Prove or disprove
$\exists L_{1},L_{2}\subseteq\Sigma^{*}:\quad L_{1}\ne L_{2}\wedge\overline{L_{1}\cdot L_{2}}=\overline{L_{1}}\cdot\overline{L_{2}} $
Where $\cdot$ means concatenation, and over line is complement. Also, Let $\Sigma=\{a,b\}$.
Prove or disprove
$\exists L_{1},L_{2}\subseteq\Sigma^{*}:\quad L_{1}\ne L_{2}\wedge\overline{L_{1}\cdot L_{2}}=\overline{L_{1}}\cdot\overline{L_{2}} $
Where $\cdot$ means concatenation, and over line is complement.

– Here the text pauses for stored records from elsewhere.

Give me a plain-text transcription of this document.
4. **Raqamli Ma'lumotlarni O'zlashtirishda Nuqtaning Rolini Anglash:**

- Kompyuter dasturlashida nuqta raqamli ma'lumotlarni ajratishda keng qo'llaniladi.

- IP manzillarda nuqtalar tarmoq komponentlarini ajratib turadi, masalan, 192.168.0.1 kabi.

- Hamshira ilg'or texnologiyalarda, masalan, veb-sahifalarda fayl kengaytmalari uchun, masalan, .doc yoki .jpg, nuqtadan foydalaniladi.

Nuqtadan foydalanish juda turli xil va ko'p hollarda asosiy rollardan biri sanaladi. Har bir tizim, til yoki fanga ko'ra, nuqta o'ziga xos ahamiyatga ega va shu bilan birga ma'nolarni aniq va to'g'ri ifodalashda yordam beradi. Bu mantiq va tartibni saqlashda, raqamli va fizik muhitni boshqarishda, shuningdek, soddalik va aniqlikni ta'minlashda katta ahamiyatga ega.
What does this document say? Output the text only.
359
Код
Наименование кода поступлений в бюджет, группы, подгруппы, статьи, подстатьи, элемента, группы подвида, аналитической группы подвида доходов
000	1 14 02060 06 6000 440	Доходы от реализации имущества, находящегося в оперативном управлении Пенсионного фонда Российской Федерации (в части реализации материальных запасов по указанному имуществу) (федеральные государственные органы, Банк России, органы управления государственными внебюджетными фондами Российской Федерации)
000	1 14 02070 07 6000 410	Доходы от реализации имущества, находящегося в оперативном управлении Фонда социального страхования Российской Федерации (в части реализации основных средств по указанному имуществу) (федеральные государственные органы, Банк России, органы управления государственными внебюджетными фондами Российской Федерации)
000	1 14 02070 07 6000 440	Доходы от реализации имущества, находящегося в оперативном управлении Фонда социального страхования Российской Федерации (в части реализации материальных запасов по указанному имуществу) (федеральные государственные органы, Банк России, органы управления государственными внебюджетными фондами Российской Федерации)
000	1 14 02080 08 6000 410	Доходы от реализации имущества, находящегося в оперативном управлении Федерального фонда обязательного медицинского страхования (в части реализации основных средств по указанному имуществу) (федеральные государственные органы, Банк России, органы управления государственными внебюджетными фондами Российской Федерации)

Also, Let $\Sigma=\{a,b\}$.
It is possible. Hint: Let $L_1=a^*, L_2=\Sigma^*$. Fill in the details.
A good starting point is to try to find languages and apply them to your formula, in attempt to satisfy it.
Try first very simple languages, such as $\emptyset$, $\Sigma^*$, or $\{a\}$. If they don't work out, try more complex ones that fix the 'flaws' the simple languages had.
If it feels impossible to find languages that satisfy the formula, it might just be impossible.